Pre-Opening zu Königsdramen in Wiener Neustädter Kasematten

In den Wiener Neustädter Kasematten haben am Sonntagvormittag Anna Maria Krassnigg, künstlerische Leiterin der „wortwiege“, und Wissenschafts-Kurator Wolfgang Müller-Funk bei einem Pre-Opening das Schauspielprogramm des Projekts „Bloody Crown - Europa in Szene“ vorgestellt, das im März 2020 zur Aufführung gelangt. Auf dem Spielplan stehen Königsdramen von Friedrich Dürrenmatt und Olga Flor.

„Bloody Crown“ holt die alte dramatische Struktur vom Aufstieg und Fall der Herrschenden geballt zurück an seinen Ursprung: das Theater. „Die Möglichkeit, erneut für einen charismatischen Raum zu programmieren und so Zündstoff für einen europäischen Dialog zwischen Kunst und Wissenschaft zu entwickeln, ist eine wunderbare Herausforderung“, so Theatermacherin Krassnigg über das Folgeprojekt von Salon5 in Wien und am Thalhof Reichenau (2007-2017).
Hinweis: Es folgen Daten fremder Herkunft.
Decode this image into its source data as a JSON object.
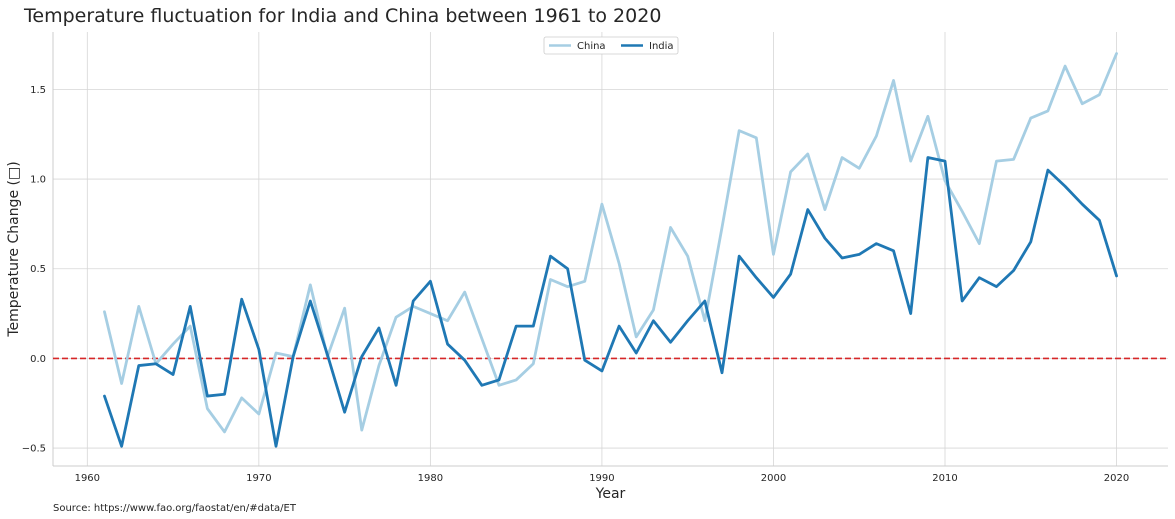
{
  "chart_data": {
    "type": "line",
    "title": "Temperature fluctuation for India and China between 1961 to 2020",
    "xlabel": "Year",
    "ylabel": "Temperature Change (□)",
    "source": "Source: https://www.fao.org/faostat/en/#data/ET",
    "xlim": [
      1958,
      2023
    ],
    "ylim": [
      -0.6,
      1.82
    ],
    "xticks": [
      1960,
      1970,
      1980,
      1990,
      2000,
      2010,
      2020
    ],
    "yticks": [
      -0.5,
      0.0,
      0.5,
      1.0,
      1.5
    ],
    "ytick_labels": [
      "−0.5",
      "0.0",
      "0.5",
      "1.0",
      "1.5"
    ],
    "grid": true,
    "legend": "top-center",
    "reference_line": {
      "y": 0.0,
      "color": "#d62728",
      "style": "dashed"
    },
    "x": [
      1961,
      1962,
      1963,
      1964,
      1965,
      1966,
      1967,
      1968,
      1969,
      1970,
      1971,
      1972,
      1973,
      1974,
      1975,
      1976,
      1977,
      1978,
      1979,
      1980,
      1981,
      1982,
      1983,
      1984,
      1985,
      1986,
      1987,
      1988,
      1989,
      1990,
      1991,
      1992,
      1993,
      1994,
      1995,
      1996,
      1997,
      1998,
      1999,
      2000,
      2001,
      2002,
      2003,
      2004,
      2005,
      2006,
      2007,
      2008,
      2009,
      2010,
      2011,
      2012,
      2013,
      2014,
      2015,
      2016,
      2017,
      2018,
      2019,
      2020
    ],
    "series": [
      {
        "name": "China",
        "color": "#a6cee3",
        "values": [
          0.26,
          -0.14,
          0.29,
          -0.03,
          0.08,
          0.18,
          -0.28,
          -0.41,
          -0.22,
          -0.31,
          0.03,
          0.01,
          0.41,
          0.01,
          0.28,
          -0.4,
          -0.04,
          0.23,
          0.29,
          0.25,
          0.21,
          0.37,
          0.11,
          -0.15,
          -0.12,
          -0.03,
          0.44,
          0.4,
          0.43,
          0.86,
          0.53,
          0.12,
          0.27,
          0.73,
          0.57,
          0.21,
          0.73,
          1.27,
          1.23,
          0.58,
          1.04,
          1.14,
          0.83,
          1.12,
          1.06,
          1.24,
          1.55,
          1.1,
          1.35,
          0.99,
          0.82,
          0.64,
          1.1,
          1.11,
          1.34,
          1.38,
          1.63,
          1.42,
          1.47,
          1.7
        ]
      },
      {
        "name": "India",
        "color": "#1f78b4",
        "values": [
          -0.21,
          -0.49,
          -0.04,
          -0.03,
          -0.09,
          0.29,
          -0.21,
          -0.2,
          0.33,
          0.05,
          -0.49,
          0.01,
          0.32,
          0.02,
          -0.3,
          0.01,
          0.17,
          -0.15,
          0.32,
          0.43,
          0.08,
          -0.01,
          -0.15,
          -0.12,
          0.18,
          0.18,
          0.57,
          0.5,
          -0.01,
          -0.07,
          0.18,
          0.03,
          0.21,
          0.09,
          0.21,
          0.32,
          -0.08,
          0.57,
          0.45,
          0.34,
          0.47,
          0.83,
          0.67,
          0.56,
          0.58,
          0.64,
          0.6,
          0.25,
          1.12,
          1.1,
          0.32,
          0.45,
          0.4,
          0.49,
          0.65,
          1.05,
          0.96,
          0.86,
          0.77,
          0.46
        ]
      }
    ]
  }
}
Müller-Funk betreut die begleitenden Dialogveranstaltungen, bei denen als Gäste u.a. Slobodan Snajder, Monika Meister und Franz Schuh vorgesehen sind. „Während das internationale Theaterprojekt ‚Bloody Crown‘ die Macht des Theatralischen vorführt, wird im literarisch-wissenschaftlichen Bereich die Anatomie königlicher Macht aus verschiedenen Perspektiven beleuchtet. Die Bandbreite reicht von Theater und Literaturwissenschaft über Geschichte und Kulturanalyse bis zu Ethnologie und Psychoanalyse“, betonte Müller-Funk.

Anlässlich der Eröffnung des neuen Theaters in den historischen Wiener Neustädter Kasematten wählt die „wortwiege“ mit „König Johann“ von Friedrich Dürrenmatt nach William Shakespeare („King John“) ein Königsdrama mit Ortsbezug, hat doch das Lösegeld von Johns Bruder Richard Löwenherz die Gründung der Stadt ermöglicht. Als Beichte einer zeitgenössischen Lady Macbeth, die sich keinen Fehler in der Verwaltung ihres Körpers und ihrer Gefühle leisten kann, führt Olga Flor mit der Dramatisierung ihres Romans „Die Königin ist tot“ in ein dystopisches Universum der Schönen und Reichen, die bereit sind, über Leichen zu gehen, um ihre Privilegien zu verteidigen.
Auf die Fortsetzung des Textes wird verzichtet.